Martin Braun - Differential equations and their applications Chapter 2.1 p.137
Let $y_1,y_2$ be solutions of Bessel's equation $$t^2y'' + ty' + (t^2-n^2)y=0$$ on the interval $(0,\infty)$ with $y_1(1)=1,y_1'(1)=0,y_2(1)=0,y_2'(1)=1$. Compute the Wronskian $W[y_1,y_2](t)$.

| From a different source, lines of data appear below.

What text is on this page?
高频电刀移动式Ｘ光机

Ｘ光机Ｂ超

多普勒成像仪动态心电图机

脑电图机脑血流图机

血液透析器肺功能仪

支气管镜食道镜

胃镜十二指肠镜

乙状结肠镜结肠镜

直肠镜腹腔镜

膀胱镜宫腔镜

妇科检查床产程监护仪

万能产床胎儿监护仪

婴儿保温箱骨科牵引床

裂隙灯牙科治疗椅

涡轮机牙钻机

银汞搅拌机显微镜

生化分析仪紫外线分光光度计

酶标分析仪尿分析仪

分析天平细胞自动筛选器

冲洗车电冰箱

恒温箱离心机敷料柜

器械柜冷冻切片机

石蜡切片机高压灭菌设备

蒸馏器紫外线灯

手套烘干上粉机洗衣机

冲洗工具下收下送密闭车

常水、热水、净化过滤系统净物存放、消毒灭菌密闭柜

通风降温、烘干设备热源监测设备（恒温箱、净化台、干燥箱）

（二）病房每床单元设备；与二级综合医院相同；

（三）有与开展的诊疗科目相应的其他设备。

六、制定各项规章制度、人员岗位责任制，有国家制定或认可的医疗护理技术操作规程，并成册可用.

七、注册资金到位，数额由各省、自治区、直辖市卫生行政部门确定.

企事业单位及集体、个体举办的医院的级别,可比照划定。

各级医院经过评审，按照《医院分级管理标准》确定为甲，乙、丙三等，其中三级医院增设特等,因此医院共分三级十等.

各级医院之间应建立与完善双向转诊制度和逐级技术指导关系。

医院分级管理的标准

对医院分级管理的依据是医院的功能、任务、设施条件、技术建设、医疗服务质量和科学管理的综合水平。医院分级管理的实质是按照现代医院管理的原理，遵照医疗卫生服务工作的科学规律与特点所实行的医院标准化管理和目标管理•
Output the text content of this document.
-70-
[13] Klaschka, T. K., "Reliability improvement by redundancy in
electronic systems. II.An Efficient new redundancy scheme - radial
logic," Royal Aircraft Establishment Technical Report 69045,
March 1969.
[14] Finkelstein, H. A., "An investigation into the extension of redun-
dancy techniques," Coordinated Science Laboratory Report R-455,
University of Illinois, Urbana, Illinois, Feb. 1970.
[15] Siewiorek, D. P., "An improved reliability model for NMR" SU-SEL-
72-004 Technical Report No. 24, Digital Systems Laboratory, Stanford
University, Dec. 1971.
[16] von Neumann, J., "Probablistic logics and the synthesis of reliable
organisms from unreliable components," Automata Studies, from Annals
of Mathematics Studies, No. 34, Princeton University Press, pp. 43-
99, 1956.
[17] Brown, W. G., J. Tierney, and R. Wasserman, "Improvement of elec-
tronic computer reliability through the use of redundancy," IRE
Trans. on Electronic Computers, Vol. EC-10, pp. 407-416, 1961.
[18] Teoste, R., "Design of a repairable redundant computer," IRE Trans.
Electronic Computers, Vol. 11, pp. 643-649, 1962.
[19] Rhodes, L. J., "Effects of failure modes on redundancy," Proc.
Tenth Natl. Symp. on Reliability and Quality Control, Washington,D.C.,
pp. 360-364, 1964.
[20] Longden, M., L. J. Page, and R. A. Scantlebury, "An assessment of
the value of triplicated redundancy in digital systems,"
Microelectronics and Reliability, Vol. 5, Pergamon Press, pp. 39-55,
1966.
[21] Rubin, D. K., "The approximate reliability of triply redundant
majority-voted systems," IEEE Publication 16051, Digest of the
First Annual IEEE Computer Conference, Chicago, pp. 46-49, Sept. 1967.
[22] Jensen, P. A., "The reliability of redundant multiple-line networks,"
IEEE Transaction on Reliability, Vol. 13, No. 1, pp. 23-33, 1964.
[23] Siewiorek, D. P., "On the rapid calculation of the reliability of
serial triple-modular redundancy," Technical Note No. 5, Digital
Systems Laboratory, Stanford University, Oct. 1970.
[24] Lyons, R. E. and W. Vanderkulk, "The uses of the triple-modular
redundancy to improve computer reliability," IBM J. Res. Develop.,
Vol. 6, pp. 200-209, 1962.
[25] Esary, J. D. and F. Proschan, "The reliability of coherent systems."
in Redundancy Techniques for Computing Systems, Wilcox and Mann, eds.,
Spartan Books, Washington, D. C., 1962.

The only thing I know is Wronskian is either zero of never a zero. But the Wronskian at $1$ in the exercise is $1\neq0$. How do I evaluate this?
On
Hint: Start with the equation of evolution of the Wronskian of an ode written in the form $y^{\prime\prime}(t)=p(t)y'(t)+q(t)y(t)$
$$W'(t)=p(t)W(t)=-\frac{1}{t}W(t)$$
That can be obtained by just deriving
$$W(t)=\begin{vmatrix} y_1(t) & y_2(t)\\ y'_1(t) & y'_2(t) \end{vmatrix}$$
and keep in mind $W(1)=1$
The Wronskian $W$ of an equation of the form $$ y'' + py'+qy=0 $$ satisfies $$ W'= -pW. $$ In your case, you have $$ p(t)=\frac{1}{t}, $$ so you have $$ W(t) = W(1) \exp{\left( -\int_1^t ds/s \right)} = W(1) e^{-\log{t}} = \frac{W(1)}{t}, $$ and $W(1)=1$, as you note, so $W(t)=1/t$.